In a statement, the company said the three-month, equity-free initiative will target Indian companies tackling local challenges or developing specialised models for global use. It prioritises four areas: agentic AI for reasoning and automation workflows, multimodal AI covering audio, video, and image generation, physical AI in smart manufacturing and robotics, and sovereign AI for localised models.
Those who get selected will collaborate with Google experts on advanced models like Gemini, Gemma, Imagen, Veo, and Lyria to overcome technical hurdles. The cohort also receives mentorship from specialists in Google DeepMind, Cloud, and Android, along with access to free Cloud TPUs, Google AI tools, and Cloud credits where eligible. The tech giant will also provide weekly support from success managers to help track product, technology, and growth goals.
The programme starts with a one-week in-person bootcamp in Bengaluru in late June and ends with a Demo Day in October.
The company said its past cohorts have shown strong outcomes, such as data intelligence startup Dview achieving 4x revenue growth, agentic startup Superjoin boosting its accuracy and latency by 50% using Gemini 3.0, and AI-native feedback intelligence platform Pulse spotting $3 million in at-risk revenue.
This accelerator aims to propel India’s AI ecosystem amid a shift from pilots to scalable, workflow-native solutions addressing population-scale issues.

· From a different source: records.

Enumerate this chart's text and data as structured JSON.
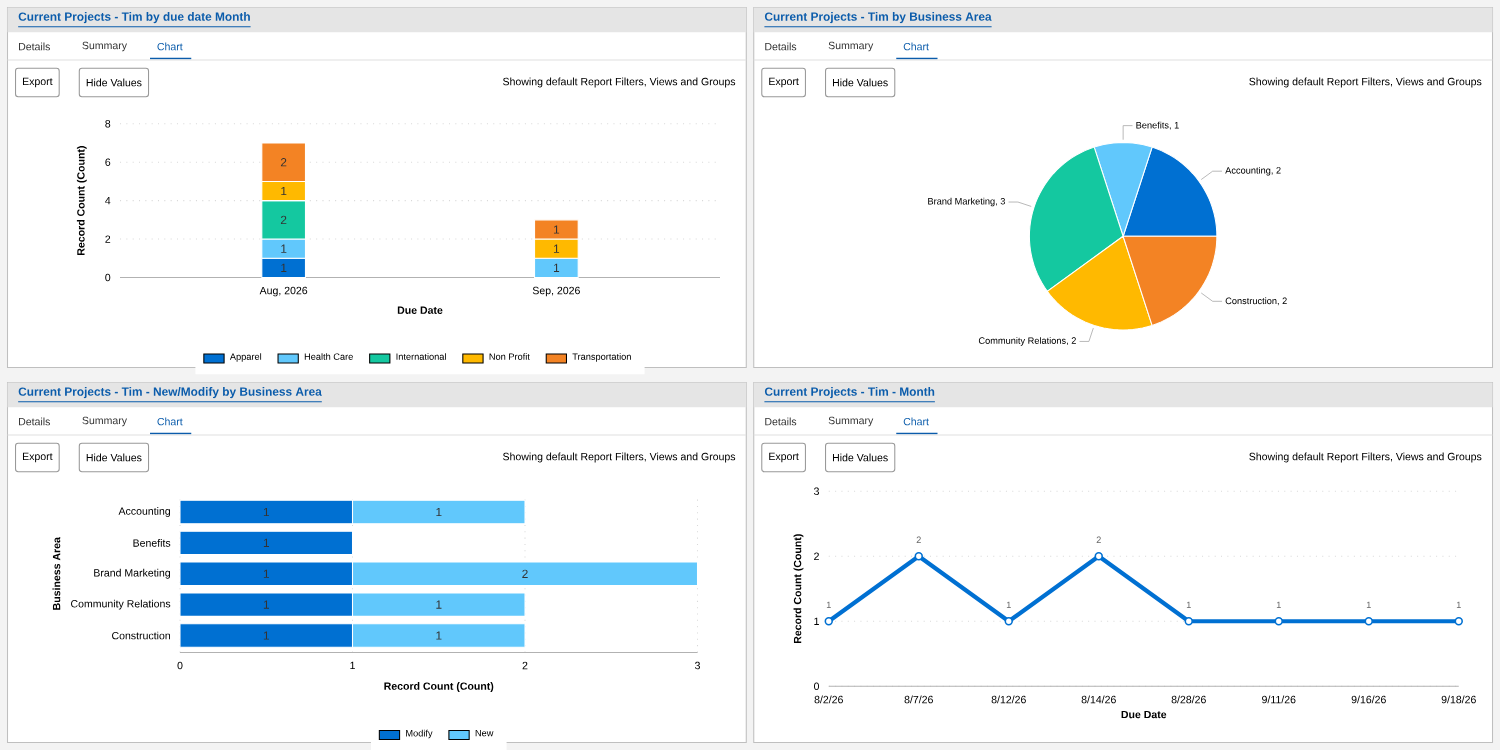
{
  "chart_data": [
    {
      "type": "bar",
      "stacked": true,
      "title": "Current Projects - Tim by due date Month",
      "xlabel": "Due Date",
      "ylabel": "Record Count (Count)",
      "categories": [
        "Aug, 2026",
        "Sep, 2026"
      ],
      "series": [
        {
          "name": "Apparel",
          "color": "#0070d2",
          "values": [
            1,
            null
          ],
          "value_labels": [
            "1",
            null
          ]
        },
        {
          "name": "Health Care",
          "color": "#61c8fc",
          "values": [
            1,
            1
          ],
          "value_labels": [
            "1",
            "1"
          ]
        },
        {
          "name": "International",
          "color": "#14c8a0",
          "values": [
            2,
            null
          ],
          "value_labels": [
            "2",
            null
          ]
        },
        {
          "name": "Non Profit",
          "color": "#ffb900",
          "values": [
            1,
            1
          ],
          "value_labels": [
            "1",
            "1"
          ]
        },
        {
          "name": "Transportation",
          "color": "#f38324",
          "values": [
            2,
            1
          ],
          "value_labels": [
            "2",
            "1"
          ]
        }
      ],
      "ylim": [
        0,
        8
      ],
      "yticks": [
        0,
        2,
        4,
        6,
        8
      ],
      "grid": "y",
      "legend": "bottom",
      "annotations": [
        "Details",
        "Summary",
        "Chart",
        "Export",
        "Hide Values",
        "Showing default Report Filters, Views and Groups"
      ]
    },
    {
      "type": "pie",
      "title": "Current Projects - Tim by Business Area",
      "categories": [
        "Accounting",
        "Benefits",
        "Brand Marketing",
        "Community Relations",
        "Construction"
      ],
      "values": [
        2,
        1,
        3,
        2,
        2
      ],
      "value_labels": [
        ", 2",
        ", 1",
        ", 3",
        ", 2",
        ", 2"
      ],
      "colors": [
        "#0070d2",
        "#61c8fc",
        "#14c8a0",
        "#ffb900",
        "#f38324"
      ],
      "data_labels": true,
      "annotations": [
        "Details",
        "Summary",
        "Chart",
        "Export",
        "Hide Values",
        "Showing default Report Filters, Views and Groups"
      ]
    },
    {
      "type": "bar",
      "stacked": true,
      "orientation": "horizontal",
      "title": "Current Projects - Tim - New/Modify by Business Area",
      "xlabel": "Record Count (Count)",
      "ylabel": "Business Area",
      "categories": [
        "Accounting",
        "Benefits",
        "Brand Marketing",
        "Community Relations",
        "Construction"
      ],
      "series": [
        {
          "name": "Modify",
          "color": "#0070d2",
          "values": [
            1,
            1,
            1,
            1,
            1
          ],
          "value_labels": [
            "1",
            "1",
            "1",
            "1",
            "1"
          ]
        },
        {
          "name": "New",
          "color": "#61c8fc",
          "values": [
            1,
            null,
            2,
            1,
            1
          ],
          "value_labels": [
            "1",
            null,
            "2",
            "1",
            "1"
          ]
        }
      ],
      "xlim": [
        0,
        3
      ],
      "xticks": [
        0,
        1,
        2,
        3
      ],
      "grid": "x",
      "legend": "bottom",
      "annotations": [
        "Details",
        "Summary",
        "Chart",
        "Export",
        "Hide Values",
        "Showing default Report Filters, Views and Groups"
      ]
    },
    {
      "type": "line",
      "title": "Current Projects - Tim - Month",
      "xlabel": "Due Date",
      "ylabel": "Record Count (Count)",
      "categories": [
        "8/2/26",
        "8/7/26",
        "8/12/26",
        "8/14/26",
        "8/28/26",
        "9/11/26",
        "9/16/26",
        "9/18/26"
      ],
      "series": [
        {
          "color": "#0070d2",
          "values": [
            1,
            2,
            1,
            2,
            1,
            1,
            1,
            1
          ]
        }
      ],
      "ylim": [
        0,
        3
      ],
      "yticks": [
        0,
        1,
        2,
        3
      ],
      "grid": "y",
      "marker": "circle",
      "data_labels": true,
      "annotations": [
        "Details",
        "Summary",
        "Chart",
        "Export",
        "Hide Values",
        "Showing default Report Filters, Views and Groups"
      ]
    }
  ]
}
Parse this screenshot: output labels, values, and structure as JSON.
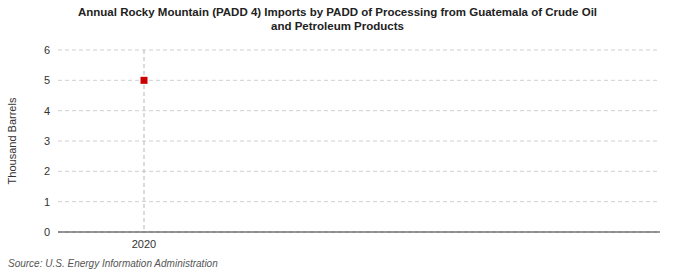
{
  "chart_data": {
    "type": "scatter",
    "title": "Annual Rocky Mountain (PADD 4) Imports by PADD of Processing from Guatemala of Crude Oil\nand Petroleum Products",
    "ylabel": "Thousand Barrels",
    "source": "Source: U.S. Energy Information Administration",
    "x": [
      2020
    ],
    "values": [
      5
    ],
    "color": "#cc0000",
    "marker": "square",
    "xlim": [
      2019.6,
      2022.4
    ],
    "xticks": [
      2020
    ],
    "ylim": [
      0,
      6
    ],
    "yticks": [
      0,
      1,
      2,
      3,
      4,
      5,
      6
    ],
    "grid": true
  }
}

The tech giant has been betting on AI talent and startups in India over the past two years. It launched the Google AI Futures Fund in May 2025, whose India-focussed vehicle was started in partnership with Accel in November of the same year.
Jonathan Silber, the fund chief, told ET in an interaction recently that India is a critical market for generative AI (GenAI) and Google, and the tech giant is doubling down on the market and feels that the next unicorn founder in GenAI will come from India.